The death of Henny Bario in Paris on December 24, 2011, brought to a close a great clowning dynasty and heralded the end of an era for circus comedy.
The daughter of a clown (the Belgian Martin Sosman, who also gained fame as an acrobat and trick rider), she married a clown, Freddy Bario, the son of Manrico Meschi who, with his eponymous brother, had found widespread fame in Europe as one-half of the much in-demand clown act Dario-Bario.
After the duo split in 1948, Henny and Freddy joined Manrico and another son, Nello, to form The Barios, with whom she was acclaimed “queen of the musical hammers”. Together, they appeared with the Belle Vue Circus at Manchester’s King’s Hall in 1952, and with Tom Arnold’s Mammoth Circus at the Harringay Arena in London in 1955. When Manrico retired shortly afterwards, the act became le trio Barios, in which Henny cemented her position as one of the few women performing as a clown.

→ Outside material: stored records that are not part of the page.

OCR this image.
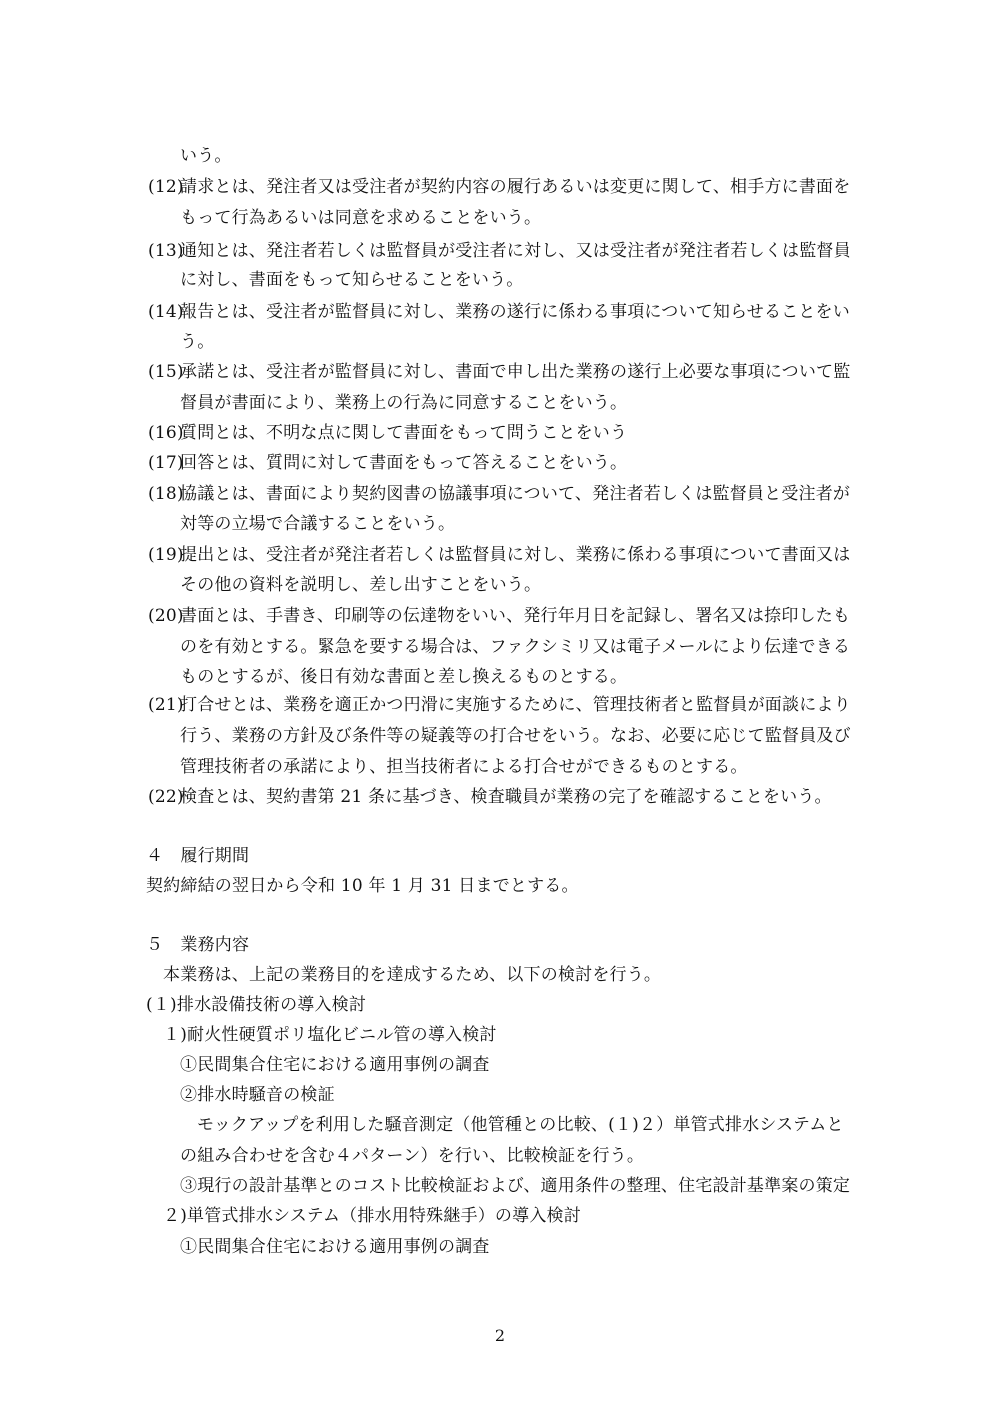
いう。
(12)請求とは、発注者又は受注者が契約内容の履行あるいは変更に関して、相手方に書面を
もって行為あるいは同意を求めることをいう。
(13)通知とは、発注者若しくは監督員が受注者に対し、又は受注者が発注者若しくは監督員
に対し、書面をもって知らせることをいう。
(14)報告とは、受注者が監督員に対し、業務の遂行に係わる事項について知らせることをい
う。
(15)承諾とは、受注者が監督員に対し、書面で申し出た業務の遂行上必要な事項について監
督員が書面により、業務上の行為に同意することをいう。
(16)質問とは、不明な点に関して書面をもって問うことをいう
(17)回答とは、質問に対して書面をもって答えることをいう。
(18)協議とは、書面により契約図書の協議事項について、発注者若しくは監督員と受注者が
対等の立場で合議することをいう。
(19)提出とは、受注者が発注者若しくは監督員に対し、業務に係わる事項について書面又は
その他の資料を説明し、差し出すことをいう。
(20)書面とは、手書き、印刷等の伝達物をいい、発行年月日を記録し、署名又は捺印したも
のを有効とする。緊急を要する場合は、ファクシミリ又は電子メールにより伝達できる
ものとするが、後日有効な書面と差し換えるものとする。
(21)打合せとは、業務を適正かつ円滑に実施するために、管理技術者と監督員が面談により
行う、業務の方針及び条件等の疑義等の打合せをいう。なお、必要に応じて監督員及び
管理技術者の承諾により、担当技術者による打合せができるものとする。
(22)検査とは、契約書第 21 条に基づき、検査職員が業務の完了を確認することをいう。
４　履行期間
契約締結の翌日から令和 10 年 1 月 31 日までとする。
５　業務内容
本業務は、上記の業務目的を達成するため、以下の検討を行う。
(１)排水設備技術の導入検討
１)耐火性硬質ポリ塩化ビニル管の導入検討
①民間集合住宅における適用事例の調査
②排水時騒音の検証
モックアップを利用した騒音測定（他管種との比較、(１)２）単管式排水システムと
の組み合わせを含む４パターン）を行い、比較検証を行う。
③現行の設計基準とのコスト比較検証および、適用条件の整理、住宅設計基準案の策定
２)単管式排水システム（排水用特殊継手）の導入検討
①民間集合住宅における適用事例の調査
2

She appeared in summer seasons of Billy Russell’s Circus Spectacular at Great Yarmouth Hippodrome (1963-65), on Thames Television’s Live From The (London) Hippodrome (1965), and regularly throughout Europe, hosting her own television show for a number of years in her adopted home of France.
Towards the end of the 1970s, with circus in decline, Henny also performed on the cabaret circuit with the Barios until her husband’s death in 1988.
Born on July 23, 1923, she died from a brain haemorrhage, aged 88, on December 24, 2011. She is survived by two daughters.